Даже не один – два, три. Как на парусном судне. Большие, белые, хлопающие. И из бури выплывает нос корабля.
Он…
У меня и раньше бывали галлюцинации, но подобных – никогда. Я что-то читала о миражах в небе, фата-моргана – так их называют. Кому-то однажды привиделось, что в небе над Ливерпулем целых полчаса висел Эдинбург. Но это… это корабль, от чего ему отражаться? Мы далеко от моря. В глубине материка.
Потянувшись, дёргаю за рукав мистера Гримма. Он смотрит на меня раздражённо. Я тыкаю пальцем в окно.

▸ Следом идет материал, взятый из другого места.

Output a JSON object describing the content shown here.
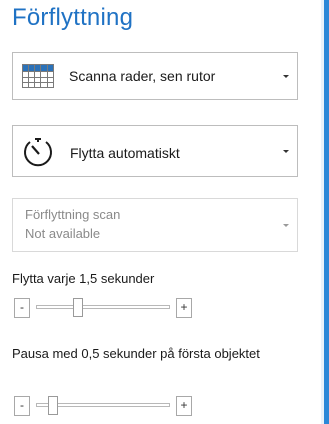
{
  "title": "Förflyttning",
  "scan_mode": {
    "icon": "grid-icon",
    "label": "Scanna rader, sen rutor"
  },
  "move_mode": {
    "icon": "timer-icon",
    "label": "Flytta automatiskt"
  },
  "scan_movement": {
    "label": "Förflyttning scan",
    "value": "Not available"
  },
  "move_interval": {
    "label": "Flytta varje 1,5 sekunder",
    "minus": "-",
    "plus": "+",
    "fraction": 0.3
  },
  "first_pause": {
    "label": "Pausa med 0,5 sekunder på första objektet",
    "minus": "-",
    "plus": "+",
    "fraction": 0.1
  },
  "colors": {
    "accent": "#1f72c4",
    "grid_header": "#2b72b9"
  }
}
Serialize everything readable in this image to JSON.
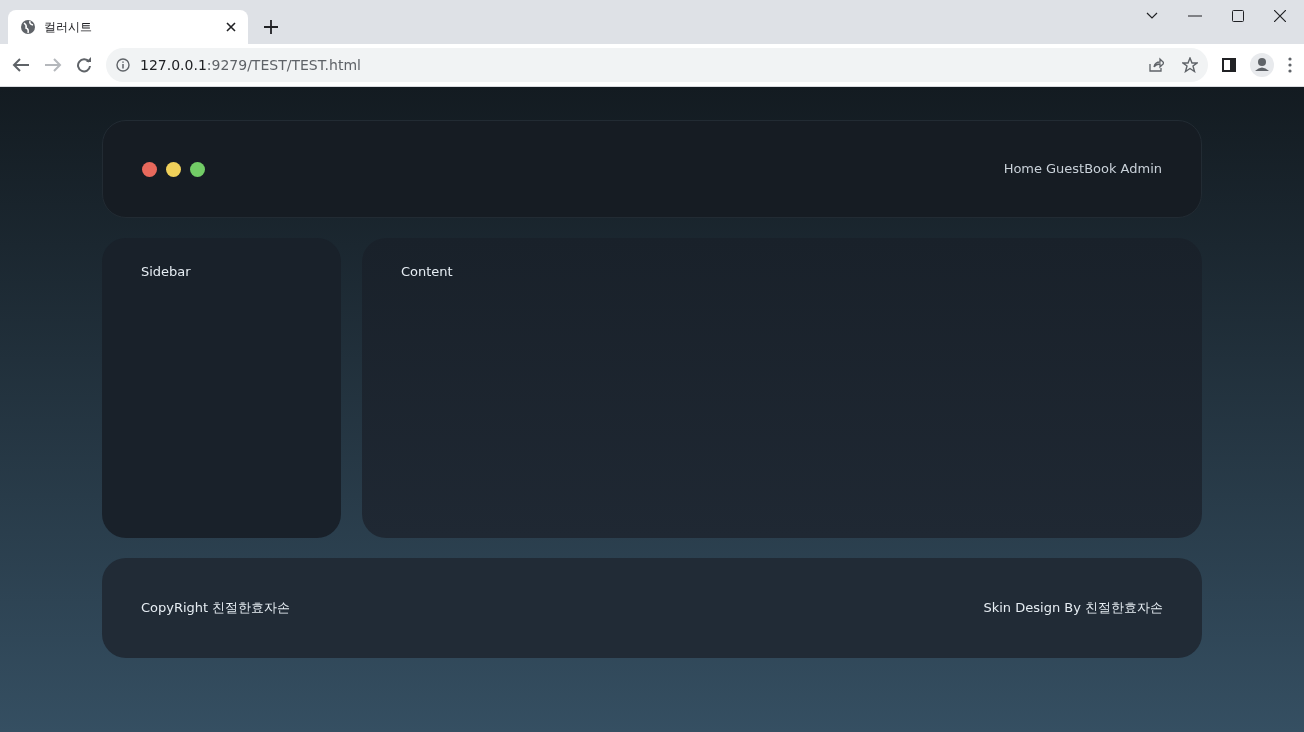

Он вглядывается, на мгновение замирает и продолжает пялиться. Затем снимает очки и снова устремляет взгляд в небо.
– Дерьмо, – говорит.
– Что? Вы видите его? Видите?
– Гроза, – отвечает мистер Гримм и дёргает жалюзи.
Те с лязгом опускаются на подоконник, комната вновь становится просто комнатой, и я слышу свист, протяжный и высокий. Хотя не совсем свист. Больше чем свист.
Позвольте уточнить: намного больше чем свист.
«Аза, – свистит голос, – Аза, ты там?»
«Это всё не по-настоящему, Аза Рэй Бойл, не по-настоящему», – бормочу себе под нос.
Это что-то новенькое. Что-то плохое. Что-то связанное с моим мозгом.
Мама смотрит на меня через кухонный стол, теребит свои пепельные волосы, стянутые в «хвост», и морщит лоб.
– Ты точно в порядке? На слух так не очень. Помнишь последнюю галлюцинацию? Тогда у тебя был жар.